Bravo to Janke for standing up for users – i.e citizens – rights to freedom of speech. This is certainly an interesting product from a usability perspective and the fact that Slate and Engadget are both excited about speaks well of it.
Someone else who speaks well of it is the slightly strange fellow on the train a few days ago. This chap was showing off about his knowledge of train ettiquette and asking if the train had Wifi (main line trains in London do not have Wifi) and then took the opportunity to proselytise about his “favourite application” (which relies on Wifi, or so I hear) while I politely studied my phone. That kind of marketing, where fans throw away the train etiquette rule book to not only speak but sell your product for you, that is worth a fortune.

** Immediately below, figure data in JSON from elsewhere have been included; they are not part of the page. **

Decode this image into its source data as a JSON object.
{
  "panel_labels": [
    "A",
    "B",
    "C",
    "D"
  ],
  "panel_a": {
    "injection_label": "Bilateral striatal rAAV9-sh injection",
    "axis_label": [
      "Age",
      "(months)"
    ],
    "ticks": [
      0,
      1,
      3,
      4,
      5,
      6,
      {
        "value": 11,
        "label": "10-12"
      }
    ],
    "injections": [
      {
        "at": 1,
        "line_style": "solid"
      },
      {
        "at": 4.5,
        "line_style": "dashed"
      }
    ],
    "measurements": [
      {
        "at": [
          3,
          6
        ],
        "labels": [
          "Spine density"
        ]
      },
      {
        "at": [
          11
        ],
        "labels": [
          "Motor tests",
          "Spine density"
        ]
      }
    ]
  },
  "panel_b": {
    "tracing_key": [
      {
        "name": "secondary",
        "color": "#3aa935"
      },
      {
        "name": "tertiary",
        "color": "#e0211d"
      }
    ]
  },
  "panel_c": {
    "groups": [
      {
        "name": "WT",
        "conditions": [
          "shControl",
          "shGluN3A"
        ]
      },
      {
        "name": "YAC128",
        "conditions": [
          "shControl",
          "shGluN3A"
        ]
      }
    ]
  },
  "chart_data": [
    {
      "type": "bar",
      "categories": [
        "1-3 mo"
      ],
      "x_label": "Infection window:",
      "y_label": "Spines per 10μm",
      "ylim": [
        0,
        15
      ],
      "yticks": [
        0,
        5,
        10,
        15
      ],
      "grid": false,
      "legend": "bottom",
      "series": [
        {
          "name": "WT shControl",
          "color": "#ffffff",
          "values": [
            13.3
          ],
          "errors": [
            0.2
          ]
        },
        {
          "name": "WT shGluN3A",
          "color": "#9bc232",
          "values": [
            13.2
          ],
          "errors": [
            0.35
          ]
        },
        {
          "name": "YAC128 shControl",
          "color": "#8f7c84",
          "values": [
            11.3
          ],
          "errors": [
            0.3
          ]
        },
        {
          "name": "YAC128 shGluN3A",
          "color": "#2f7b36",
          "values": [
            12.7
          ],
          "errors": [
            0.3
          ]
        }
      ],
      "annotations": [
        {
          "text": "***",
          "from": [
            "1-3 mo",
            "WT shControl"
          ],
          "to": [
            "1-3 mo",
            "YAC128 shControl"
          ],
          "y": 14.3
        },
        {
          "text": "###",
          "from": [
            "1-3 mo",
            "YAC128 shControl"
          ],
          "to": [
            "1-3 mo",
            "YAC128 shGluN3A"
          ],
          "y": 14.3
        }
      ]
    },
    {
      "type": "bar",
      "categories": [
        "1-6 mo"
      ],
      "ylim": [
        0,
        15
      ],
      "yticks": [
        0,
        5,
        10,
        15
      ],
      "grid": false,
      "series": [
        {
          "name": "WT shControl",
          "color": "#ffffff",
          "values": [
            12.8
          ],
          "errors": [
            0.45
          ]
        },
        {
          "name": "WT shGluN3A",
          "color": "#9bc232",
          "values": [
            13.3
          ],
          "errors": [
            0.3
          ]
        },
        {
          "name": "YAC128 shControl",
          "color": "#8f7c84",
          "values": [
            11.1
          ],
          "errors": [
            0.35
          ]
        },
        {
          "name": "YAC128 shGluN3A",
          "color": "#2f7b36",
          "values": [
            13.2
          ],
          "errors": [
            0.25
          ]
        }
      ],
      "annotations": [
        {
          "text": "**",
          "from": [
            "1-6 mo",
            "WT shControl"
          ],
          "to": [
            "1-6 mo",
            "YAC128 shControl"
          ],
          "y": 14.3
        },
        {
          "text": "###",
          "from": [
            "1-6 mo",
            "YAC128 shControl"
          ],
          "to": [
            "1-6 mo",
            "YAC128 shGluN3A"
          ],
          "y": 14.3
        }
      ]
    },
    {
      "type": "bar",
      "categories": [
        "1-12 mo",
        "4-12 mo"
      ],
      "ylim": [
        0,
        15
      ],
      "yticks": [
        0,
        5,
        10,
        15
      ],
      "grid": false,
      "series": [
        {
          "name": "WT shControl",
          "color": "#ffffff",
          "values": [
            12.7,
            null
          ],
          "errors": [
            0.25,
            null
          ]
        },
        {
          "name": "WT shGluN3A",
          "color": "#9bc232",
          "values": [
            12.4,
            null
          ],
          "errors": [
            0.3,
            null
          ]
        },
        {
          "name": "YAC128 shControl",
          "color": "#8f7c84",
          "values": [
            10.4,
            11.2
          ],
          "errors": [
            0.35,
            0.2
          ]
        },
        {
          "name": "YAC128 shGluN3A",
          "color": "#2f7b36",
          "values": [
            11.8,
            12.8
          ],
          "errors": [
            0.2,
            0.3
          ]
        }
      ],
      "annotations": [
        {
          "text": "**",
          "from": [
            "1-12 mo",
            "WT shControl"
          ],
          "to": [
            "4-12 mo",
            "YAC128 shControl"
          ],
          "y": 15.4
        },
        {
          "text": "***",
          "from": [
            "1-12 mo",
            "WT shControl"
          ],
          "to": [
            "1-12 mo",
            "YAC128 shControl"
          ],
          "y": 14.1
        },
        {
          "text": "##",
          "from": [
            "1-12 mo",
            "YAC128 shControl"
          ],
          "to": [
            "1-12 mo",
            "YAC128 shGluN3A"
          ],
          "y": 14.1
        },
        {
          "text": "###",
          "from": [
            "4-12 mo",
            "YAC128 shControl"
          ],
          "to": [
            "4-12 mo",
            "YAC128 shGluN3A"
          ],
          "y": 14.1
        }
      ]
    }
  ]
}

There is a downside hidden in all the hype. The applications is hosted under the direct jurisdiction of the US Federal Government in Washington DC.
The company, which is headquartered in Washington, D.C., doesn’t retain metadata (such as times and dates calls are made using Silent Circle), and IP server logs showing who is visiting the Silent Circle website are currently held for only seven days. The same privacy-by-design approach will be adopted to protect the security of users’ encrypted files. When a user sends a picture or document, it will be encrypted, digitally “shredded” into thousands of pieces, and temporarily stored in a “Secure Cloud Broker” until it is transmitted to the recipient. Silent Circle, which charges $20 a month for its service, has no way of accessing the encrypted files because the “key” to open them is held on the users’ devices and then deleted after it has been used to open the files.

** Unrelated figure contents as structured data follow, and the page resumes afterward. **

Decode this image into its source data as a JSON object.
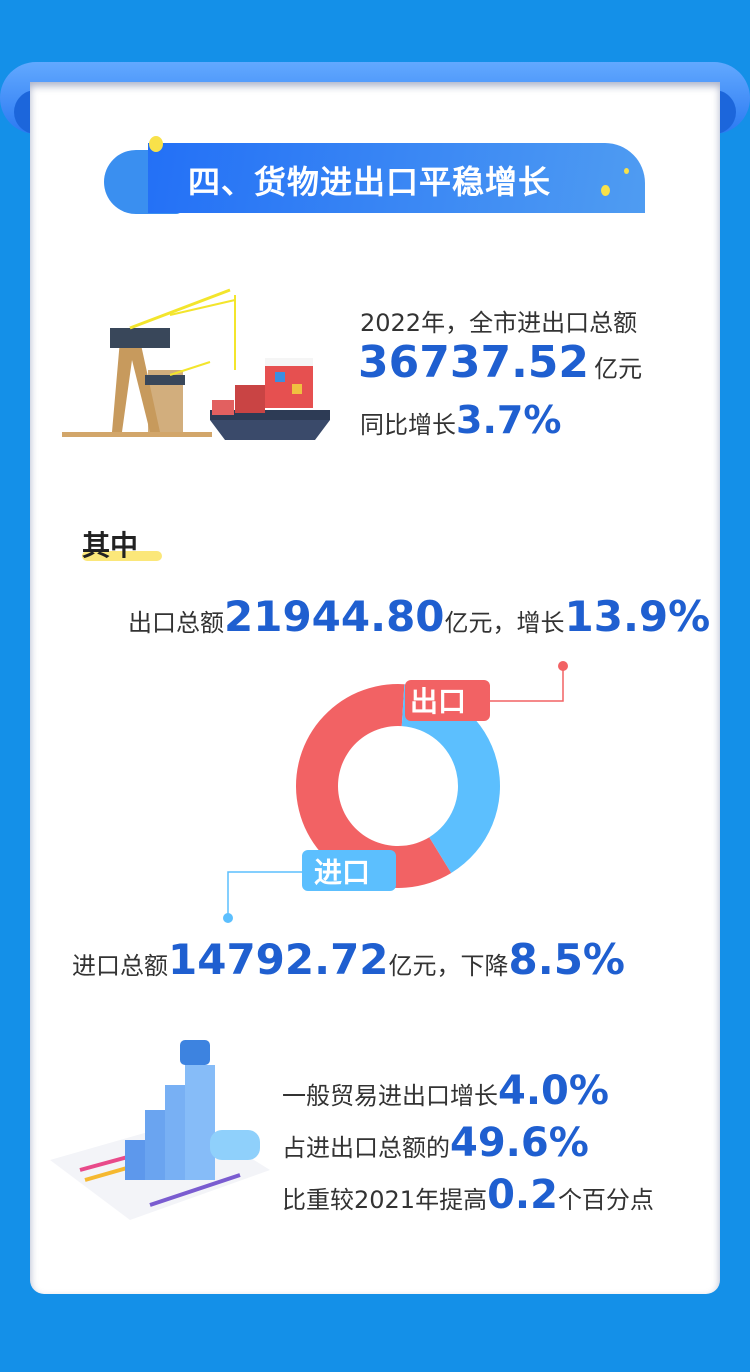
{
  "title": "四、货物进出口平稳增长",
  "summary": {
    "line1": "2022年，全市进出口总额",
    "total_value": "36737.52",
    "total_unit": "亿元",
    "growth_label": "同比增长",
    "growth_value": "3.7%"
  },
  "section_label": "其中",
  "export": {
    "label": "出口总额",
    "value": "21944.80",
    "unit": "亿元，增长",
    "change": "13.9%",
    "donut_label": "出口",
    "color": "#f26264"
  },
  "import": {
    "label": "进口总额",
    "value": "14792.72",
    "unit": "亿元，下降",
    "change": "8.5%",
    "donut_label": "进口",
    "color": "#5cbffe"
  },
  "general_trade": {
    "line1_text": "一般贸易进出口增长",
    "line1_value": "4.0%",
    "line2_text": "占进出口总额的",
    "line2_value": "49.6%",
    "line3_text_a": "比重较2021年提高",
    "line3_value": "0.2",
    "line3_text_b": "个百分点"
  },
  "chart_data": {
    "type": "pie",
    "categories": [
      "出口",
      "进口"
    ],
    "values": [
      21944.8,
      14792.72
    ],
    "colors": [
      "#f26264",
      "#5cbffe"
    ]
  },
  "colors": {
    "background": "#1490e8",
    "accent": "#1f5fd0",
    "banner": "#2370f6"
  }
}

Two problems there, the company is right under the nose of Uncle Sam and the “cloud broker” shouts “single point of failure”.
According to Engadget:
the company’s also pledged to not cooperate with surveillance requests from law enforcement, nor will it compromise the service’s integrity by introducing a “backdoor” for the FBI
Not much use when you are shut down, but it’s very encouraging that people are seeing profit in secure communications. Now all we need is an inventor with an idea that the Government cannot attack. If you feel you might one day be that inventor then you may like to come to the Libertarian Home meetup in April where Adrianna Lukas will be talking on the properties of resilient heterogenous systems.

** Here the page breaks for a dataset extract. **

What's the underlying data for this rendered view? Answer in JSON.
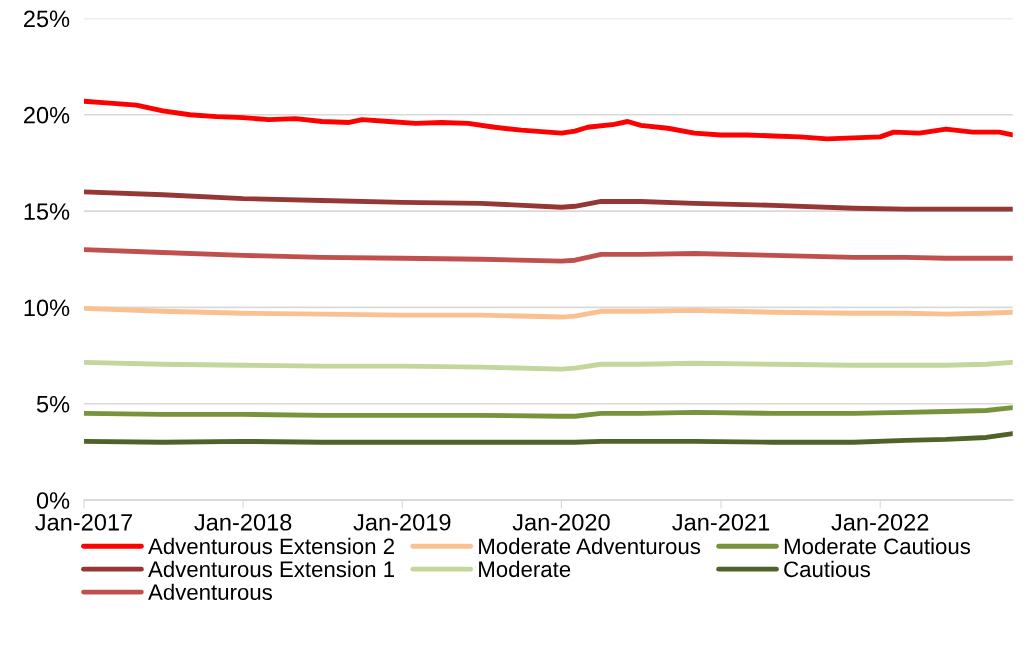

One further detail courtesy of Frank Braun. The 2012 Bitcoin conference is coming to London, the world’s premier finance hub (for the time being):
We plan this conference to be the hub for bitcoiners wishing to learn, meet, do business and expand their minds. This will bring bitcoin to a global financial centre, and be a turning point bringing bitcoin to the fore of the mainstream. It is here that bitcoin will leave its perilous infancy, as the new world briefly meets the old before displacing it.
Ticket’s cost 70 euros, payable in Bitcoin, and for your money you get acces to talks by Richard Stallman, Max Keiser and others.
The conference takes place on the 15th and 16th of September at the Imperial, Russell Square.